Minutes later she came back. She took another swallow of liquid. “You know my mother was killed by a hangar door.” Her eyes watered over again. “I’m still really, really upset about that. I was so close to her. A lot closer to her than to my father.”
“Yeah,” said Brad, “I know what it’s like not to have a mother. Mine died a few years ago, too.”
“Yeah?” said Regina, and she smiled weakly. “I never really had the father I wanted. He’s not supportive of me and my lifestyle. He doesn’t agree with my sexuality. He’s gotten mad at me a bunch of times about that. We hardly ever speak. We’re not very close. I feel so alone in the world.” She took another gulp from her plastic cup. “I really love Kim. I mean really, really love Kim.”
Wilson watched Regina Hartwell. He noticed a few tiny bruises on the right side of her face. He noticed some bruises on the right side of her thigh, too.
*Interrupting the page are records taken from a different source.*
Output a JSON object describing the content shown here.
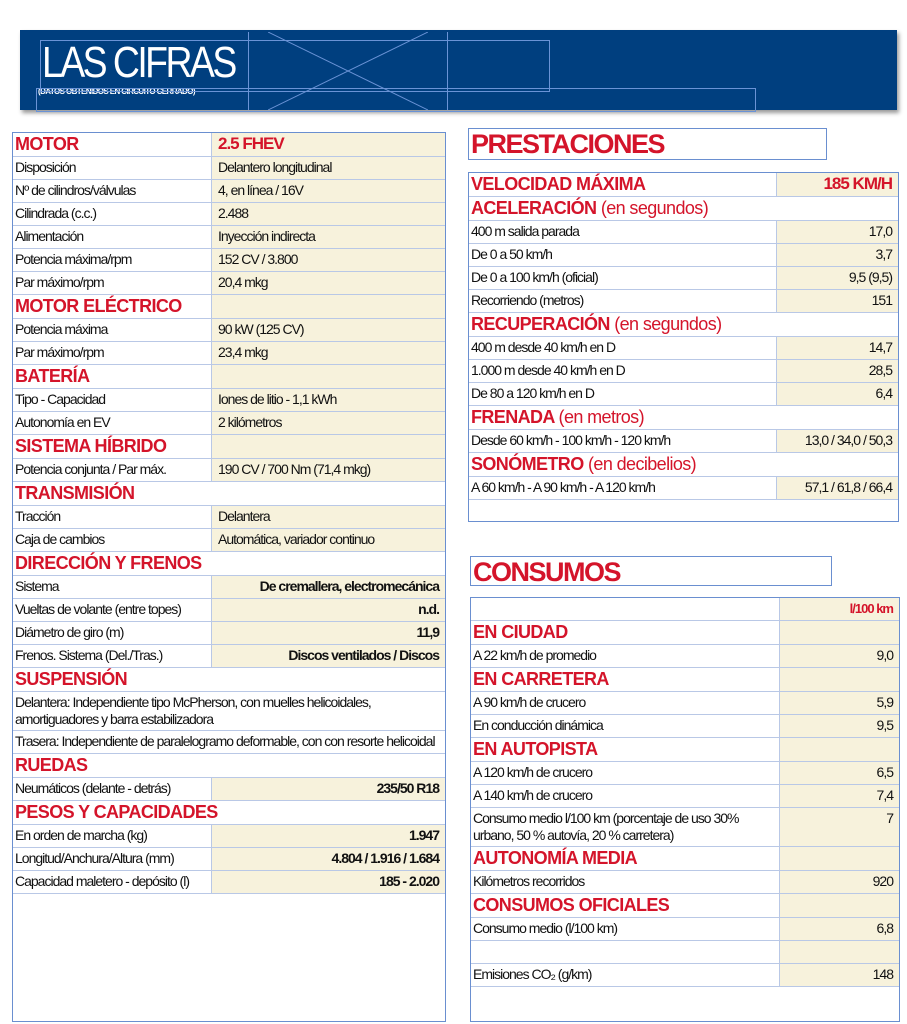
{
  "header": {
    "title": "LAS CIFRAS",
    "subtitle": "(DATOS OBTENIDOS EN CIRCUITO CERRADO)",
    "color": "#003f7f"
  },
  "accent_color": "#d4142a",
  "specs": {
    "sections": [
      {
        "title": "MOTOR",
        "value": "2.5 FHEV",
        "rows": [
          [
            "Disposición",
            "Delantero longitudinal"
          ],
          [
            "Nº de cilindros/válvulas",
            "4, en línea / 16V"
          ],
          [
            "Cilindrada (c.c.)",
            "2.488"
          ],
          [
            "Alimentación",
            "Inyección indirecta"
          ],
          [
            "Potencia máxima/rpm",
            "152 CV / 3.800"
          ],
          [
            "Par máximo/rpm",
            "20,4 mkg"
          ]
        ]
      },
      {
        "title": "MOTOR ELÉCTRICO",
        "value": "",
        "rows": [
          [
            "Potencia máxima",
            "90 kW (125 CV)"
          ],
          [
            "Par máximo/rpm",
            "23,4 mkg"
          ]
        ]
      },
      {
        "title": "BATERÍA",
        "value": "",
        "rows": [
          [
            "Tipo - Capacidad",
            "Iones de litio - 1,1 kWh"
          ],
          [
            "Autonomía en EV",
            "2 kilómetros"
          ]
        ]
      },
      {
        "title": "SISTEMA HÍBRIDO",
        "value": "",
        "rows": [
          [
            "Potencia conjunta / Par máx.",
            "190 CV / 700 Nm (71,4 mkg)"
          ]
        ]
      },
      {
        "title": "TRANSMISIÓN",
        "rows": [
          [
            "Tracción",
            "Delantera"
          ],
          [
            "Caja de cambios",
            "Automática, variador continuo"
          ]
        ]
      },
      {
        "title": "DIRECCIÓN Y FRENOS",
        "rows": [
          [
            "Sistema",
            "De cremallera, electromecánica"
          ],
          [
            "Vueltas de volante (entre topes)",
            "n.d."
          ],
          [
            "Diámetro de giro (m)",
            "11,9"
          ],
          [
            "Frenos. Sistema (Del./Tras.)",
            "Discos ventilados / Discos"
          ]
        ]
      },
      {
        "title": "SUSPENSIÓN",
        "rows": [
          [
            "Delantera: Independiente tipo McPherson, con muelles helicoidales, amortiguadores y barra estabilizadora"
          ],
          [
            "Trasera: Independiente de paralelogramo deformable, con con resorte helicoidal"
          ]
        ]
      },
      {
        "title": "RUEDAS",
        "rows": [
          [
            "Neumáticos (delante - detrás)",
            "235/50 R18"
          ]
        ]
      },
      {
        "title": "PESOS Y CAPACIDADES",
        "rows": [
          [
            "En orden de marcha (kg)",
            "1.947"
          ],
          [
            "Longitud/Anchura/Altura (mm)",
            "4.804 / 1.916 / 1.684"
          ],
          [
            "Capacidad maletero - depósito (l)",
            "185 - 2.020"
          ]
        ]
      }
    ]
  },
  "prestaciones": {
    "title": "PRESTACIONES",
    "sections": [
      {
        "title": "VELOCIDAD MÁXIMA",
        "value": "185 KM/H",
        "rows": []
      },
      {
        "title": "ACELERACIÓN",
        "unit": "(en segundos)",
        "rows": [
          [
            "400 m salida parada",
            "17,0"
          ],
          [
            "De 0 a 50 km/h",
            "3,7"
          ],
          [
            "De 0 a 100 km/h (oficial)",
            "9,5 (9,5)"
          ],
          [
            "Recorriendo (metros)",
            "151"
          ]
        ]
      },
      {
        "title": "RECUPERACIÓN",
        "unit": "(en segundos)",
        "rows": [
          [
            "400 m desde 40 km/h en D",
            "14,7"
          ],
          [
            "1.000 m desde 40 km/h en D",
            "28,5"
          ],
          [
            "De 80 a 120 km/h en D",
            "6,4"
          ]
        ]
      },
      {
        "title": "FRENADA",
        "unit": "(en metros)",
        "rows": [
          [
            "Desde 60 km/h - 100 km/h - 120 km/h",
            "13,0 / 34,0 / 50,3"
          ]
        ]
      },
      {
        "title": "SONÓMETRO",
        "unit": "(en decibelios)",
        "rows": [
          [
            "A 60 km/h - A 90 km/h - A 120 km/h",
            "57,1 / 61,8 / 66,4"
          ]
        ]
      }
    ]
  },
  "consumos": {
    "title": "CONSUMOS",
    "unit_header": "l/100 km",
    "sections": [
      {
        "title": "EN CIUDAD",
        "value": "",
        "rows": [
          [
            "A 22 km/h de promedio",
            "9,0"
          ]
        ]
      },
      {
        "title": "EN CARRETERA",
        "value": "",
        "rows": [
          [
            "A 90 km/h de crucero",
            "5,9"
          ],
          [
            "En conducción dinámica",
            "9,5"
          ]
        ]
      },
      {
        "title": "EN AUTOPISTA",
        "value": "",
        "rows": [
          [
            "A 120 km/h de crucero",
            "6,5"
          ],
          [
            "A 140 km/h de crucero",
            "7,4"
          ],
          [
            "Consumo medio l/100 km (porcentaje de uso 30% urbano, 50 % autovía, 20 % carretera)",
            "7"
          ]
        ]
      },
      {
        "title": "AUTONOMÍA MEDIA",
        "value": "",
        "rows": [
          [
            "Kilómetros recorridos",
            "920"
          ]
        ]
      },
      {
        "title": "CONSUMOS OFICIALES",
        "value": "",
        "rows": [
          [
            "Consumo medio (l/100 km)",
            "6,8"
          ],
          [
            "",
            ""
          ],
          [
            "Emisiones CO₂ (g/km)",
            "148"
          ]
        ]
      }
    ]
  }
}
He pointed to them. “What happened?”
She shrugged and stood up, stuffed her hands into her pockets, and wandered around the room. “Somebody threw an ashtray at me.”
“This morning?”
“Uh-huh.” She didn’t look him in the face. “I have fainting spells sometimes, too. I find myself waking up on the floor.”
“You should see a doctor.”
“I don’t have any insurance.” Hartwell sat back down and slurped more on her drink. Her phone rang again, and, again, she prayed it would be Kim as she ran out the door to her apartment.
Brad pondered the situation. He’d heard Regina had money, loads of it, dump-truck loads of it, inherited just recently, but she hadn’t mentioned any money to him. She just seemed antsy, like she’d been doing ... something.
She walked back in and paced around the room. She picked up her cup and sucked the last drip out of it. Regina looked so very down, so rejected. Then she brightened. “Need someone to take care of your cats while you’re gone? I can do it.”
“Yeah.”
“Good. Drop off your key tomorrow.” And she was gone. It was about 11 p.m.
When Kim LeBlanc picked Justin Thomas up after the meeting with his posse, he was pissed. “The chicken-shit bastards didn’t have the guts to go through with it,” he griped. “They thought I was fuckin’ crazy, and blew me off. Can you believe that? Me, fuckin’ crazy? They’re the fuckin’ crazy ones.”
Thomas still griped and planned as they walked back into her apartment. He griped as he fell onto Kim’s bed. He griped about his friends. He griped about Regina. He planned Regina’s death.
Kim poured herself a few tablets of Valium and swallowed them down. “Go to sleep,” she said. “It’s just the cocaine.” She climbed into bed. “Regina’s just blowin’ hot air. Go to sleep. It’s just the cocaine. Go to sleep. In the morning, it’s going to be different.” She drifted off into a Valium-induced dreamland.